Submitted by ederamon t3_z8bbbp in personalfinance
First time in this sub so please be gentle-
I'm 26 y/o and just graduated with my PhD. I've been driving a hand-me-down 2003 Nissan Altima for a good 8 years or so. It's a good car, gets me from point A to point B, but I'd like something I feel safer in (especially in snow). I've been planning on getting a car basically as soon as I sign on to a job (which I'm hoping is quite soon). I'm expecting a huge salary jump (from $35k/yr to >$120k/yr). Also, I've got a decent savings (about $42k including my TD account). I also have no debt, although my cost of living has gone up a bit recently. I'm looking to spend roughly $25k on a new 2023 Impreza. Given all of this info, does it make sense to buy a car upfront, or to finance it? I haven't shopped the rates much, but what I have seen is roughly 4% APR. I keep most of my savings invested in the S&P, which yields approximately 8% a year. So in theory, it would make sense to finance. But part of me doesn't want to have to borrow money if I don't have to. What makes the most sense financially?
​
TLDR; looking to buy a $25k car with $42k savings alongside likely a >3x salary increase. Pay upfront or finance?
sonnyfab t1_iyash0o wrote
If you can finance at 4%, then after you've started the job, that is a rate worth taking the financing. I haven't seen many 4% car loan offers lately though. At a rate higher than 5%, I'd recommend just paying for the car out of savings. (Mathematically, an 8% speculative return isn't worth as much as a 5% guaranteed return.)

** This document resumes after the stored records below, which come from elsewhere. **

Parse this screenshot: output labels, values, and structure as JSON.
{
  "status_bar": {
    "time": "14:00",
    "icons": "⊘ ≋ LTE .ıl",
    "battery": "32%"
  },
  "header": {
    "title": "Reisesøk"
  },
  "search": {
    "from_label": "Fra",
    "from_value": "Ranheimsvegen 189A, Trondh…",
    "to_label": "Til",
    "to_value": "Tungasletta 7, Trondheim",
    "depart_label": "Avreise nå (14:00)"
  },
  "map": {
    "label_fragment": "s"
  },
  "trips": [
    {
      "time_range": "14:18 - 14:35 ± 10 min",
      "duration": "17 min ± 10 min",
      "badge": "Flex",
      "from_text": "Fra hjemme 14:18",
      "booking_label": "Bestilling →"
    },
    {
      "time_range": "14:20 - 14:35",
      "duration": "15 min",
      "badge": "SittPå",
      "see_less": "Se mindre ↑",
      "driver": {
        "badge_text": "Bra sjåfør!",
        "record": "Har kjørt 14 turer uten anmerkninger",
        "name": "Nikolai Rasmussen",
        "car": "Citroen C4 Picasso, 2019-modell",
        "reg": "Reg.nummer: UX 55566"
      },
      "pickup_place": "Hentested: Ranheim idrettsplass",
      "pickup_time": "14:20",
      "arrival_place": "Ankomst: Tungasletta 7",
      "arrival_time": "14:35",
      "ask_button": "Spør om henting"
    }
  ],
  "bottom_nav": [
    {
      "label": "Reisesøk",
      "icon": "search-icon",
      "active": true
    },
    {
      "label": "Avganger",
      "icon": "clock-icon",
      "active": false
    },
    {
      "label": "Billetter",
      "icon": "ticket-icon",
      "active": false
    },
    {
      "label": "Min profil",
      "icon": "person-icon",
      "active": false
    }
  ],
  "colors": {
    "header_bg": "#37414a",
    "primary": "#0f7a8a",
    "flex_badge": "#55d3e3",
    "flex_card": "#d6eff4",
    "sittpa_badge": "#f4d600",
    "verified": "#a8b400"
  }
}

You may need to finance the car for 1 payment period because a lot of new car incentives are through the dealer financing and not the dealership directly, but just ensure that there is no prepayment penalty and you can pay the car off when you get the first statement.
Edit: Also, unrelated to your question, make sure you have a 6 month emergency fund in a savings account beyond what you are spending on this car since you say most of your savings is in the stock market.